Every now and then, I get a really interesting e-mail from someone with a genuine focus for helping others in remote parts of the world. Louis Hebert wrote to me while I was away in Ethiopia. Louis is a U.S Peace correspondent working in Nepal.
I visited Nepal myself last year to make a portfolio of images around the Kathmandu area. What always strikes me (and this was no different with my recent trip to Ethiopia), is that the majority of the world does not live like I do in the west. The world in general, is a place with lack of clean water, facilities, decent health care, pollution, lack of education and perhaps what I find most upsetting (being a westerner), is that there are tangible pointers that show the eradication of culture.
I'm very sensitive to this, because I feel in the west, we've lost a lot.

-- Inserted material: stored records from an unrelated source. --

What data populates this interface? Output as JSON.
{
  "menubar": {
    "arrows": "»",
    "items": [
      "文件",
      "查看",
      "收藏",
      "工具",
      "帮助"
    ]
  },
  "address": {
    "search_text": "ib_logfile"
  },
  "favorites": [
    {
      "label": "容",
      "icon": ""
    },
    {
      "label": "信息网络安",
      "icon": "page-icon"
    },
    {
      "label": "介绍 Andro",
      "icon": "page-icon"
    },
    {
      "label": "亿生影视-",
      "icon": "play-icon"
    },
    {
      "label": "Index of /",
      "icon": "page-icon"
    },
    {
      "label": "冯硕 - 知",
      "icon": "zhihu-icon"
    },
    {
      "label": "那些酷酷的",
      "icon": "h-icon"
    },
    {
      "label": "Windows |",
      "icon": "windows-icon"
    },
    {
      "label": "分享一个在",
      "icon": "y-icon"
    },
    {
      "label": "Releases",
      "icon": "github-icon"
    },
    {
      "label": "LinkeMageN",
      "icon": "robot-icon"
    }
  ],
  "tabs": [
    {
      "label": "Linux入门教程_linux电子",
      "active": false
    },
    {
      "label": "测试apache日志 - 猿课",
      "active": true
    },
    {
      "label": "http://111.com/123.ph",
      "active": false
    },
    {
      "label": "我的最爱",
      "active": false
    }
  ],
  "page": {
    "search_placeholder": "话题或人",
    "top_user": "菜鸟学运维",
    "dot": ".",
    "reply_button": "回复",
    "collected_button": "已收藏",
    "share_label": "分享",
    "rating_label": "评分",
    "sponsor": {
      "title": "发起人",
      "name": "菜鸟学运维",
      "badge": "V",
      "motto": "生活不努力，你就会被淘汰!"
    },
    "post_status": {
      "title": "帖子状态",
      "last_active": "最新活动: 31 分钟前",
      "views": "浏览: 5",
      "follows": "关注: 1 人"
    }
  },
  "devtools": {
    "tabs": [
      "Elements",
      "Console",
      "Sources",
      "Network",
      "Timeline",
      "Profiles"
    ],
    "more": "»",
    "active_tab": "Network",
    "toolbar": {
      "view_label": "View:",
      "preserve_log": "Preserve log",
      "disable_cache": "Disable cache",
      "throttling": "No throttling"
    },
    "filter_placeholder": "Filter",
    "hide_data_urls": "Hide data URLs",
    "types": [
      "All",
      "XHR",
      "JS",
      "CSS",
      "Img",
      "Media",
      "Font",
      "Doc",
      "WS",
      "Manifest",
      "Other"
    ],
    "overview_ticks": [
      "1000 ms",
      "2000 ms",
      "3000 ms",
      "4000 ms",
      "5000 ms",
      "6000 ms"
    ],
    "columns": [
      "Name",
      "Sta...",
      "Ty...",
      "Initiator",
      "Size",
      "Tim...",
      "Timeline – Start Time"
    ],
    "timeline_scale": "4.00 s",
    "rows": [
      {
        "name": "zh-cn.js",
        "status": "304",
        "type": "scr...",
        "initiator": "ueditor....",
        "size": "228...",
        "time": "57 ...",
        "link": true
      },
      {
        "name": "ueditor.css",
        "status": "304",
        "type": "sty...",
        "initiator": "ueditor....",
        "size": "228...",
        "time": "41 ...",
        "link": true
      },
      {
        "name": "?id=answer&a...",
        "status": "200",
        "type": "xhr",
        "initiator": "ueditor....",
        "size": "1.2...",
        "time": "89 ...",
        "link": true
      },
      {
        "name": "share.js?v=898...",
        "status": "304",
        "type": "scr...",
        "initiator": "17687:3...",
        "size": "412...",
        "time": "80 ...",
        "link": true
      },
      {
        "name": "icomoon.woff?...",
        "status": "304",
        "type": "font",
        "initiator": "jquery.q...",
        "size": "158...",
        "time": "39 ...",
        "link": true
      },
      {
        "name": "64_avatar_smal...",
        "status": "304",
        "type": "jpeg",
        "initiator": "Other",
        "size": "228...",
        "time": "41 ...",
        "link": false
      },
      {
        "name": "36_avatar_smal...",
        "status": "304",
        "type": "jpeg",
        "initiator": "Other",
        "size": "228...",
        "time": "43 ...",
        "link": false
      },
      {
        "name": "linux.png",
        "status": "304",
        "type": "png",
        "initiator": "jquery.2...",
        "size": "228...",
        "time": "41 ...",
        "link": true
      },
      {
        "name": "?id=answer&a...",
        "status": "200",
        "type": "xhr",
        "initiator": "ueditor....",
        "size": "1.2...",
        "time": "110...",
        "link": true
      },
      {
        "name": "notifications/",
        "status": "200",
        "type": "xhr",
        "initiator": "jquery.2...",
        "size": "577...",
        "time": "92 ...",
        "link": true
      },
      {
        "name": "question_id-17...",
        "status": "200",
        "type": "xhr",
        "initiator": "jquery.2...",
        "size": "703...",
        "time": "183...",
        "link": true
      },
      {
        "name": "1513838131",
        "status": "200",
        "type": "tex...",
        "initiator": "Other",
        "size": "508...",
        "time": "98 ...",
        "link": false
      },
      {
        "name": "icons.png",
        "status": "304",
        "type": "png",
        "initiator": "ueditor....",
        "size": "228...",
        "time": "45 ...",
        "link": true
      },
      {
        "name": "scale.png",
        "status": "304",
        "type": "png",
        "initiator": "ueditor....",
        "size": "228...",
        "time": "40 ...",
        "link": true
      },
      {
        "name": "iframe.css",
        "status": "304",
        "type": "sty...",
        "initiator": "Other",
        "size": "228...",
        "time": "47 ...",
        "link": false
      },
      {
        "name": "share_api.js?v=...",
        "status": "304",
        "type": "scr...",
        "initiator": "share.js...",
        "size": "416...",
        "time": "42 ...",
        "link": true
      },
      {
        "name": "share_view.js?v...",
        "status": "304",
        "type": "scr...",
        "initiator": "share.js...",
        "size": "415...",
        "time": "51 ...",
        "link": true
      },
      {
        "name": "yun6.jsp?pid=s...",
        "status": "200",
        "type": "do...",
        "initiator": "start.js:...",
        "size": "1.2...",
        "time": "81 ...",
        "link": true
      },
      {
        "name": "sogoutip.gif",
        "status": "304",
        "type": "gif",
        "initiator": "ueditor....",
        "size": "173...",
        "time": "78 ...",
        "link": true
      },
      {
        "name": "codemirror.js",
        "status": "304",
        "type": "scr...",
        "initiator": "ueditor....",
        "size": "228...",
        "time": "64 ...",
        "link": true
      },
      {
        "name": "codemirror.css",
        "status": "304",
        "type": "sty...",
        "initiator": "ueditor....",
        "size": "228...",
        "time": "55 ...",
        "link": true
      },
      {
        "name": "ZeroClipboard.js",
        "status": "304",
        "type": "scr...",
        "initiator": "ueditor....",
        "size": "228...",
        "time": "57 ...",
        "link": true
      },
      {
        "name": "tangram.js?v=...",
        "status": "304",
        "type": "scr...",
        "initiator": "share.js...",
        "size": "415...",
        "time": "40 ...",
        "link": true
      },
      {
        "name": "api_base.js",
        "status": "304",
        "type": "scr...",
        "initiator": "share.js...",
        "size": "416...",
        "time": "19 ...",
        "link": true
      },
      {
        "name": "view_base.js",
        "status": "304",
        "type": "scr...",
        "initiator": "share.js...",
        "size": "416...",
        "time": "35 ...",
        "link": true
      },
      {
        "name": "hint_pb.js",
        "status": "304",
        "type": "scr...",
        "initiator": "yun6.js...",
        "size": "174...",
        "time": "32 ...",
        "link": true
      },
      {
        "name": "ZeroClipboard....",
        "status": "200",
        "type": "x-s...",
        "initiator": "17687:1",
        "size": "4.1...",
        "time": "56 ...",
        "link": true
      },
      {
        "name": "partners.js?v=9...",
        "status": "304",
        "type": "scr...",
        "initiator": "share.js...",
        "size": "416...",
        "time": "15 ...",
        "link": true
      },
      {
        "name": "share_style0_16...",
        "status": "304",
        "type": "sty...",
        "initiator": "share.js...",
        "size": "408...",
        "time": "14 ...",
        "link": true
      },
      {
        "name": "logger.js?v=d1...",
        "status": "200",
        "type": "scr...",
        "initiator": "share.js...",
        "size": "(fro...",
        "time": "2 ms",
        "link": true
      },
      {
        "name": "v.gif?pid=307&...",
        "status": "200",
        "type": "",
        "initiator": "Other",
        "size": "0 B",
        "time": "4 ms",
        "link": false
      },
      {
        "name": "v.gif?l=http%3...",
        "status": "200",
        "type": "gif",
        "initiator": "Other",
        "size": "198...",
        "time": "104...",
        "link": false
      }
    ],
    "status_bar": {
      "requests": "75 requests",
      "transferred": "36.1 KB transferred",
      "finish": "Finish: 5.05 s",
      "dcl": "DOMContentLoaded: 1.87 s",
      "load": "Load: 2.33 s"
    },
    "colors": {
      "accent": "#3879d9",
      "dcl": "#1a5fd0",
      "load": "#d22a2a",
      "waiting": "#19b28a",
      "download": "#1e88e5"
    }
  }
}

David DuChemin said to me upon my visit to Nepal that he finds the west 'culturally devoid'. It's not really true, but I understand what he means.
Developing countries have a lot of cultural stories that have never been written down. They are only shared by being passed down from one generation to another. Young people leave the villages for work in the big cities, and all of a sudden, stories disappear, languages are lost too.
I'd love to go back to Nepal at some point, and focus more on the remote villagers and their way of life. Photography, and especially travel photography bring a combined interest in the 'image' and the 'story' together. You have to be interested in the culture of a place as well as photography, to make compelling imagery. It's not all about the image, because if it were, the images would convey a sense of contrivance.
Anyway, back to Louis Herbert and his project.
The stories Louis has recorded, and donated, are being used to teach the children at the free school in Gangkharka about their cultural history. These recordings are helping to preserve the oral history of Helambu by uniting the orphaned children with their distant ancestors despite the two groups being incapable of ever meeting. I think it's an interesting project and certainly something worth considering donating to.